Les remparts de Taroudannt Nous n’avons pas entendu le muezzin (pourtant notre voisin). Un rai lumineux m’annonce que le jour est déjà levé. Je m’installe dehors bien décidée de profiter de notre jardin. Latifa cueille les oranges du petit déjeuner. Elle nous a fait des crêpes épaisses que je noie de miel.
Le soleil est encore bas quand nous faisons un tour des murs de Taroudannt, trop d’ombres pour les photos. Par en droit ils s’effondrent. Les Roudanis (habitants de Taroudannt) sont fiers de leurs remparts et en prennent soin. Une extrémité de la ville est un étrange champ raviné où l’argile stérile est parcourue de rigoles très profondes comme des ruines.

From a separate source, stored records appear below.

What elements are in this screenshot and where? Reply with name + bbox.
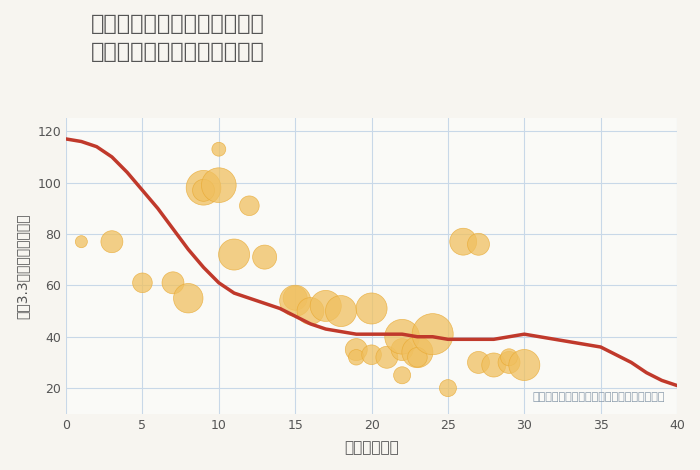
Y-axis label: 坪（3.3㎡）単価（万円）: 坪（3.3㎡）単価（万円）: [15, 213, 29, 319]
Point: [136, 279, 148, 287]
Point: [519, 361, 530, 369]
Point: [473, 241, 484, 248]
Point: [290, 297, 301, 305]
Point: [244, 202, 255, 210]
Point: [366, 351, 377, 359]
Point: [473, 359, 484, 366]
Point: [503, 359, 514, 366]
Point: [396, 333, 407, 340]
Point: [427, 330, 438, 338]
Point: [198, 187, 209, 194]
Point: [335, 307, 346, 315]
Point: [412, 348, 423, 356]
Point: [442, 384, 454, 392]
Point: [305, 307, 316, 315]
Point: [412, 353, 423, 361]
Text: 兵庫県姫路市大津区天神町の
築年数別中古マンション価格: 兵庫県姫路市大津区天神町の 築年数別中古マンション価格: [91, 14, 265, 62]
Point: [351, 353, 362, 361]
Point: [198, 184, 209, 191]
Point: [351, 346, 362, 353]
Point: [488, 361, 499, 369]
Point: [167, 279, 178, 287]
Point: [458, 238, 469, 245]
Point: [382, 353, 393, 361]
Point: [76, 238, 87, 245]
Point: [396, 346, 407, 353]
Point: [214, 181, 225, 189]
Point: [183, 294, 194, 302]
Point: [259, 253, 270, 261]
Point: [396, 371, 407, 379]
Point: [228, 251, 239, 258]
Point: [320, 302, 331, 310]
X-axis label: 築年数（年）: 築年数（年）: [344, 440, 399, 455]
Text: 円の大きさは、取引のあった物件面積を示す: 円の大きさは、取引のあった物件面積を示す: [532, 392, 665, 402]
Point: [290, 294, 301, 302]
Point: [503, 353, 514, 361]
Point: [106, 238, 118, 245]
Point: [214, 145, 225, 153]
Point: [366, 305, 377, 312]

Il est 9 heures, les rues sont encore désertes, les commerçants balaient devant leur porte. Au souk berbère on répand des cruches d’eau sur la poussière. Nous entrons dans une boutique de téléphonie moderne. Le prix de la réparation du téléphone sera de 80 dh. Je suis interloquée, je m’attendais à beaucoup moins. Est-ce la peine de faire réparer ? C’est un appareil basique. Peut être est ce préférable d’en acheter un neuf. Dominique ne m’est d’aucune aide. Elle n’a pas compris que je cherche à faire baisser le prix, elle déclare que 80 dh, ce n’est pas cher. Le souk est vide et n’offre aucun intérêt. Des lycéens convergent vers leur établissement près de la Kasbah. Certaines filles sont tête nue (une minorité 1sur 3 ou 1 sur 4) comme chez nous ils ont tous des téléphones portables. Garçons et filles forment des groupes animés.
Porte de la Kasbah, l’avenue est plus soignée, il y a des trottoirs, des bancs, des arbres d’alignement, une rangée de palmiers, des petits kiosques. Dans ce secteur les remparts sont doubles. De la terrasse en haut des murailles nous avons une très belle vue sur l’Atlas enneigé. Dans un recoin, 5 lycéennes sont perchées. L’une d’elles porte un grand châle orange, une tunique blanche sur un pantalon orange, ses copines ont des foulards clairs bleu blancs ou verts pâle. La plus sérieuse a délié un journal. Des garçons escaladent les créneaux, ils se photographient avec leurs téléphones à quelques distances des filles qui se mettent à chanter en chœur.
Pendant que je dessinais, Dominique a étudié le plan de Taroudannt. Nous trouvons facilement le cybercafé (3dh/l’heure) toujours pas de journaux français.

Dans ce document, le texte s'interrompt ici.